Would she have participated had she known she was going to be labeled a "Bad-Ass Loudmouth"?
"I wrote in one email to library staffers that even my mother agrees I'm a badass loudmouth, though it occurred to me afterwards that my mother might not know the 'badass' word," she says.
Turner shares her nomination with: Nisha Sharma, who called the cops midway through her wedding in India, after the groom's family demanded an extra 25K in illegal dowry; Hirut Gedlu, who biked 1,554 miles around Ethiopia to teach people about AIDS; Lois Abraham and Jane Roberts, who helped replace the $34 million Dubya withheld from The United Nations Population Fund; Carrie and Mary Dann, who have spent 30 years fighting to graze their animals on land in Nevada that traditionally belonged to their tribe; and Susan Sparrow, who got students to push a bill into the Utah state Legislature to study the state's gender pay gap.

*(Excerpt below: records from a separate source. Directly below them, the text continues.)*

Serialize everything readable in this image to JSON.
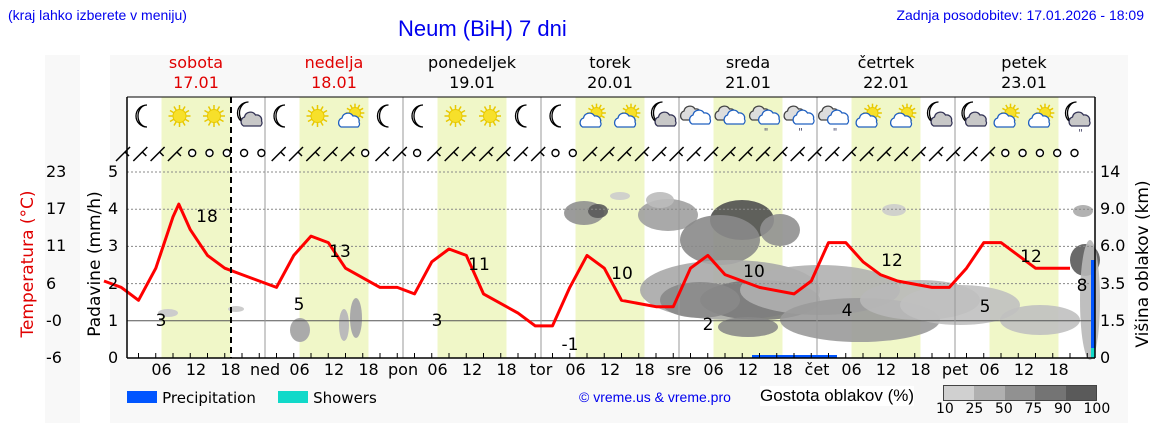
{
  "header": {
    "menu_hint": "(kraj lahko izberete v meniju)",
    "title": "Neum (BiH) 7 dni",
    "last_update": "Zadnja posodobitev: 17.01.2026 - 18:09"
  },
  "days": [
    {
      "name": "sobota",
      "date": "17.01",
      "weekend": true,
      "abbr": ""
    },
    {
      "name": "nedelja",
      "date": "18.01",
      "weekend": true,
      "abbr": "ned"
    },
    {
      "name": "ponedeljek",
      "date": "19.01",
      "weekend": false,
      "abbr": "pon"
    },
    {
      "name": "torek",
      "date": "20.01",
      "weekend": false,
      "abbr": "tor"
    },
    {
      "name": "sreda",
      "date": "21.01",
      "weekend": false,
      "abbr": "sre"
    },
    {
      "name": "četrtek",
      "date": "22.01",
      "weekend": false,
      "abbr": "čet"
    },
    {
      "name": "petek",
      "date": "23.01",
      "weekend": false,
      "abbr": "pet"
    }
  ],
  "axes": {
    "left_temp_label": "Temperatura (°C)",
    "left_temp_ticks": [
      "23",
      "17",
      "11",
      "6",
      "-0",
      "-6"
    ],
    "left_precip_label": "Padavine (mm/h)",
    "left_precip_ticks": [
      "5",
      "4",
      "3",
      "2",
      "1",
      "0"
    ],
    "right_label": "Višina oblakov (km)",
    "right_ticks": [
      "14",
      "9.0",
      "6.0",
      "3.5",
      "1.5",
      "0"
    ],
    "hour_ticks": [
      "06",
      "12",
      "18"
    ]
  },
  "legend": {
    "precipitation": {
      "label": "Precipitation",
      "color": "#0055ff"
    },
    "showers": {
      "label": "Showers",
      "color": "#11d9c9"
    },
    "credit": "© vreme.us & vreme.pro",
    "cloud_density_title": "Gostota oblakov (%)",
    "cloud_density_ticks": [
      "10",
      "25",
      "50",
      "75",
      "90",
      "100"
    ],
    "cloud_density_colors": [
      "#d0d0d0",
      "#b0b0b0",
      "#919191",
      "#747474",
      "#5a5a5a"
    ]
  },
  "colors": {
    "temperature_line": "#ff0000",
    "daytime_band": "#f0f7c8",
    "weekend_text": "#e00000"
  },
  "weather_icons": [
    "moon",
    "sun",
    "sun",
    "moon-cloud",
    "moon",
    "sun",
    "sun-cloud",
    "moon",
    "moon",
    "sun",
    "sun",
    "moon",
    "moon",
    "sun-cloud",
    "sun-cloud",
    "moon-cloud",
    "cloud",
    "cloud",
    "cloud-rain",
    "cloud-rain",
    "cloud-rain",
    "sun-cloud",
    "sun-cloud",
    "moon-cloud",
    "moon-cloud",
    "sun-cloud",
    "sun-cloud",
    "moon-cloud-rain"
  ],
  "chart_data": {
    "type": "line",
    "title": "Neum (BiH) 7 dni",
    "xlabel": "",
    "ylabel": "Temperatura (°C)",
    "x_range": [
      "17.01 00:00",
      "24.01 00:00"
    ],
    "ylim_temperature": [
      -6,
      23
    ],
    "ylim_precip": [
      0,
      5
    ],
    "grid": true,
    "series": [
      {
        "name": "Temperature (°C)",
        "x_hours": [
          0,
          3,
          6,
          9,
          12,
          13,
          15,
          18,
          21,
          24,
          30,
          33,
          36,
          39,
          42,
          48,
          51,
          54,
          57,
          60,
          63,
          66,
          72,
          75,
          78,
          81,
          84,
          87,
          90,
          96,
          99,
          102,
          105,
          108,
          111,
          114,
          120,
          123,
          126,
          129,
          132,
          135,
          138,
          144,
          147,
          150,
          153,
          156,
          159,
          162,
          165,
          168
        ],
        "values": [
          6,
          5,
          3,
          8,
          16,
          18,
          14,
          10,
          8,
          7,
          5,
          10,
          13,
          12,
          8,
          5,
          5,
          4,
          9,
          11,
          10,
          4,
          1,
          -1,
          -1,
          5,
          10,
          8,
          3,
          2,
          2,
          8,
          10,
          7,
          6,
          5,
          4,
          6,
          12,
          12,
          9,
          7,
          6,
          5,
          5,
          8,
          12,
          12,
          10,
          8,
          8,
          8
        ]
      },
      {
        "name": "Daily extremes (labels)",
        "labels": [
          {
            "day": "17.01",
            "min": 3,
            "max": 18
          },
          {
            "day": "18.01",
            "min": 5,
            "max": 13
          },
          {
            "day": "19.01",
            "min": 3,
            "max": 11
          },
          {
            "day": "20.01",
            "min": -1,
            "max": 10
          },
          {
            "day": "21.01",
            "min": 2,
            "max": 10
          },
          {
            "day": "22.01",
            "min": 4,
            "max": 12
          },
          {
            "day": "23.01",
            "min": 5,
            "max": 12
          },
          {
            "day": "24.01",
            "min": 8
          }
        ]
      },
      {
        "name": "Precipitation (mm/h)",
        "values_note": "trace amounts only (~0.05 mm/h around 21.01 12–18h, showers at end 23.01)"
      }
    ],
    "legend": [
      "Precipitation",
      "Showers",
      "Gostota oblakov (%)"
    ],
    "legend_position": "bottom"
  }
}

Loudmouths aren't the only category in the Bad-Ass/Ass-Bad issue.
In her "11 things in this issue that make me sick," Jane's editor-in-chief Jane Pratt notes as sickening thing No. 6 "the fact that we had to struggle for hours to come up with three contenders for the Bad-Ass Leaders category."
The winner will be revealed in Jane's December issue, so, Cruzers, go snap up those mags or cast your votes at www.demographix.com/surveys--and make Turner the mutha of all Bad-Ass Loudmouths.
Putting the Seaside In Sanctuary
With Santa Cruz making it as a finalist for the Monterey Bay National Marine Sanctuary Visitor Center--with world-class drawing power--comes the news that the Santa Cruz Seaside Company is offering oceanfront space in its Carousel Room on the third floor above the Boardwalk Arcade.
Seaside Company spokesperson John Robinson says that the Boardwalk offering the oceanfront space in an existing building means that sanctuary site money can go into creating displays and high-tech materials.
"The stumbling blocks with other sites is they involve more public money, which as we all know is in a desperate situation right now. This would allow the visitor's center to do the most with available money--and it's ready now as opposed to years in the future, he says. "In the Boardwalk we have a living portrait of California. Our demographics encompass all ethnicities and all income levels all across the state. We market ourselves as a gateway to the sanctuary, but there is no gate. This would be a start."
So far, the choice of sites has been narrowed down to Seacliff State Beach, the Fun Spot near the wharf, and the Boardwalk, but critics say the latter site's upstairs location would make it difficult for visitors to find.
Kaitilin Gaffney of the Ocean Conservancy also notes that "the actual space is limited and may get lost in the visual cacophony of the Boardwalk."
Acknowledging that the site represents "significant cost savings," Gaffney still believes that an independent site "would be more congruous with the mission of the Sanctuary program."
Meanwhile, Beach Flats resident Phil Baer believes the emphasis should be on "seaside," and not the Seaside Company.
"We've been pushing for something for years, ideally in place of the Logger's Revenge, half of which is located on city-owned property and which would be an ideal location for a visitor's center, since you can actually see the ocean from that angle," says Baer. "The current Boardwalk site isn't at ocean level, and having the site above an arcade would be stupid, what with a bunch of video games jingling in the background--which would be kinda tacky, not to mention camp. And basically the Wharf would obstruct the view so you can't even see the ocean."
Meanwhile, local resident and environmental activist Patricia Matejcek thinks the entire Arcade should be made into the Sanctuary.
"Keep only the historic elements--the Giant Dipper and the Carousel. A sleazy faux-surfer experience would not be up to caliber. It would be best for the city if the whole site got upgraded. Nothing would make me happier than if the feds eminent-domained the whole thing. It's great that Mayor Emily Reilly is enthusiastic about this, but she must be willing not to settle for what amounts to an upstairs closet."